Fix a race condition in splitVertices #45656

fwyzard · 2024-08-06T19:51:15Z

PR description:

Add

alpaka::syncBlockThreads(acc);

at the end of the loop on the vertices to ensure that all threads are properly synchronised before resetting the shared memory.

Clean up the kernel to use the SoA accessors and the cms::alpakatools utilities.

PR validation:

Running the HLT with compute-sanitizer --tool=racecheck without this PR warns about a potential race condition in splitVertices().
This PR fixes the warning: see #44923 (comment).
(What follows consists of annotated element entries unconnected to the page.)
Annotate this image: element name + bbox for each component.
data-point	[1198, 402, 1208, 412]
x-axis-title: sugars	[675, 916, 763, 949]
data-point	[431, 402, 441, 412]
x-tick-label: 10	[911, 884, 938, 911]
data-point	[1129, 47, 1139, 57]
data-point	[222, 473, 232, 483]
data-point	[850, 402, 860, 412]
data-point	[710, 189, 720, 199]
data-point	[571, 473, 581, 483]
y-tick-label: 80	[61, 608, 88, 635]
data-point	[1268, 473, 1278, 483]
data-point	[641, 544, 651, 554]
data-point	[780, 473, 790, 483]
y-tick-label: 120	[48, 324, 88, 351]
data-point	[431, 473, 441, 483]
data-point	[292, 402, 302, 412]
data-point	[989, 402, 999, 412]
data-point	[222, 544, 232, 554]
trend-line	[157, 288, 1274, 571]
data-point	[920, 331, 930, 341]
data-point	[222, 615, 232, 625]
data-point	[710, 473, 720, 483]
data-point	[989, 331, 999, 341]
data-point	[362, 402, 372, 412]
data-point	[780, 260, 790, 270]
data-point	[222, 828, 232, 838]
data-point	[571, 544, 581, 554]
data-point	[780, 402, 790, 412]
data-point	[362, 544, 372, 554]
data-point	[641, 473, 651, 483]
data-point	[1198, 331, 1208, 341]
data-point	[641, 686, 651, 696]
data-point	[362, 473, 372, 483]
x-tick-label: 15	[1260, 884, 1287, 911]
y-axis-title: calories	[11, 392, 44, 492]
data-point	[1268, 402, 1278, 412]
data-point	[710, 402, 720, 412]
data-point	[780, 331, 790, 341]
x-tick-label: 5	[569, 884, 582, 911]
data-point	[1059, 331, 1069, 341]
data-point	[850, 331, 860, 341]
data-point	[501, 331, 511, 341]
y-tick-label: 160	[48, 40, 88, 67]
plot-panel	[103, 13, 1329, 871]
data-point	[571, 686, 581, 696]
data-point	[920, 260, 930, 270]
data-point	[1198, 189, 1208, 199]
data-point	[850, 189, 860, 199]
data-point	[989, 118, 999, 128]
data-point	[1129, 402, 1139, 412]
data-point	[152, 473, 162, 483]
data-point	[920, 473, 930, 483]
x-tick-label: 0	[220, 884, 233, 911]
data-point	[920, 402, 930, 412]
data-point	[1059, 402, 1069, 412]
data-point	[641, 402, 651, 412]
Running the current online HLT menu over 20k events on top of CMSSW 14.0.13-patch2 does not result in any changes to the HLT results (see #45656 (comment)) and performance on GPU (see #45656 (comment)).
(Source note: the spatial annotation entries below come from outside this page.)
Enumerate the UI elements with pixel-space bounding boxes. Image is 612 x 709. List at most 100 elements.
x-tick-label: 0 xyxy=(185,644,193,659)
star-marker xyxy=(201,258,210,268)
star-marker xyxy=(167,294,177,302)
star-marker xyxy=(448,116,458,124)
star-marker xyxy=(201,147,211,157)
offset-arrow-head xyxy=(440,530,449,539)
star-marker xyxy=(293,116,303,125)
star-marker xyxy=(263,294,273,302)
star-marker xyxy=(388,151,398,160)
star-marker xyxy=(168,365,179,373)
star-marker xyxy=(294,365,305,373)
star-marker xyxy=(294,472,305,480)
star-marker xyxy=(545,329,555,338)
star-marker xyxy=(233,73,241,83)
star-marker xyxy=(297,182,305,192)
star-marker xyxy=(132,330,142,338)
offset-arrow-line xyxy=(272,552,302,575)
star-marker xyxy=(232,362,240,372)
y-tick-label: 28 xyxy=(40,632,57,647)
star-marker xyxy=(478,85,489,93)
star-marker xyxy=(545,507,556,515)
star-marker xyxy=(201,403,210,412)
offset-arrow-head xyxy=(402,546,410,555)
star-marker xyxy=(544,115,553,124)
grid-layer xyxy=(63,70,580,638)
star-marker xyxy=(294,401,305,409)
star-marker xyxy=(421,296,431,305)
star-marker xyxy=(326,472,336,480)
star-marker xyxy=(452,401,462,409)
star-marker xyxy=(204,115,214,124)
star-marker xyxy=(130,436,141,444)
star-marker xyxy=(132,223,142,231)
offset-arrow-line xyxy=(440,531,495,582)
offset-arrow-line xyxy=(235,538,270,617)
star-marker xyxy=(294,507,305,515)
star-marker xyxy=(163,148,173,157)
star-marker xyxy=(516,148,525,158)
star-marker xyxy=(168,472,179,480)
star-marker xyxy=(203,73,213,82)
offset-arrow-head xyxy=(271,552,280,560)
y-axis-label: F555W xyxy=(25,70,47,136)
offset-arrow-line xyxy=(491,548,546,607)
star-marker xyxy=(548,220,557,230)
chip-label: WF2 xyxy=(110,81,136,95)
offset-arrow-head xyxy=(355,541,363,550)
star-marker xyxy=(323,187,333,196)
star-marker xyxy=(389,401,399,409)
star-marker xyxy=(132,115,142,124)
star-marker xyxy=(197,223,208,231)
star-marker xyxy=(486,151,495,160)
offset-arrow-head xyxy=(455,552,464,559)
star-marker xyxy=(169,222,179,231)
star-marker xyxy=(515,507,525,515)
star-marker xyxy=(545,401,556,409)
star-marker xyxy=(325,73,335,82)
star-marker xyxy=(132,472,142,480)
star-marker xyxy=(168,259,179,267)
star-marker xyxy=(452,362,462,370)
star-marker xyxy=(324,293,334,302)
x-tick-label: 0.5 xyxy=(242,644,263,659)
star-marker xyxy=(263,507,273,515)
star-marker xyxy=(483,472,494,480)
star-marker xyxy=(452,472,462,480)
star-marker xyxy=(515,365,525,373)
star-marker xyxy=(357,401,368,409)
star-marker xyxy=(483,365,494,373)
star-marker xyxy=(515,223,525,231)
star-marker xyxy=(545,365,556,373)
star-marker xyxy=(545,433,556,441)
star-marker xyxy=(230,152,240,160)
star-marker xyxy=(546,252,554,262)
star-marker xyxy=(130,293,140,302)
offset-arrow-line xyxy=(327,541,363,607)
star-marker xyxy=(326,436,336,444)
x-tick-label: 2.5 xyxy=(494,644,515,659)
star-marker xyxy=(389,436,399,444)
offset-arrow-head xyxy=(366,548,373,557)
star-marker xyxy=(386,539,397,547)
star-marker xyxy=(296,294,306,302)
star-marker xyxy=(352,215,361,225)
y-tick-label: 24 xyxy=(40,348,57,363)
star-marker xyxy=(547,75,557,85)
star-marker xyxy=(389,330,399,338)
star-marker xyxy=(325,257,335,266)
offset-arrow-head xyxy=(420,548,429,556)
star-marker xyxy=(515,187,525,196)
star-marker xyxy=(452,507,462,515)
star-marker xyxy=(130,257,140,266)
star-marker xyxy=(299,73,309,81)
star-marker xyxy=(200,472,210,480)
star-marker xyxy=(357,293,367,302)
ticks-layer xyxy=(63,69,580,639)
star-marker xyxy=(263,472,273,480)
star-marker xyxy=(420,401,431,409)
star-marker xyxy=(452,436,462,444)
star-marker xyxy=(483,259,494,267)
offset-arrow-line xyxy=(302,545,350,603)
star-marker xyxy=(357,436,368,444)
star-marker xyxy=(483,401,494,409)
If this PR is a backport please specify the original PR and why you need to backport that PR. If this PR will be backported please specify to which release cycle the backport is meant for:

To be backport to 14.0.x for data taking.

Add alpaka::syncBlockThreads(acc); at the end of the loop on the vertices to ensure that all threads are properly synchronised before resetting the shared memory. Clean up the kernel to use the SoA accessors and the cms::alpakatools utilities.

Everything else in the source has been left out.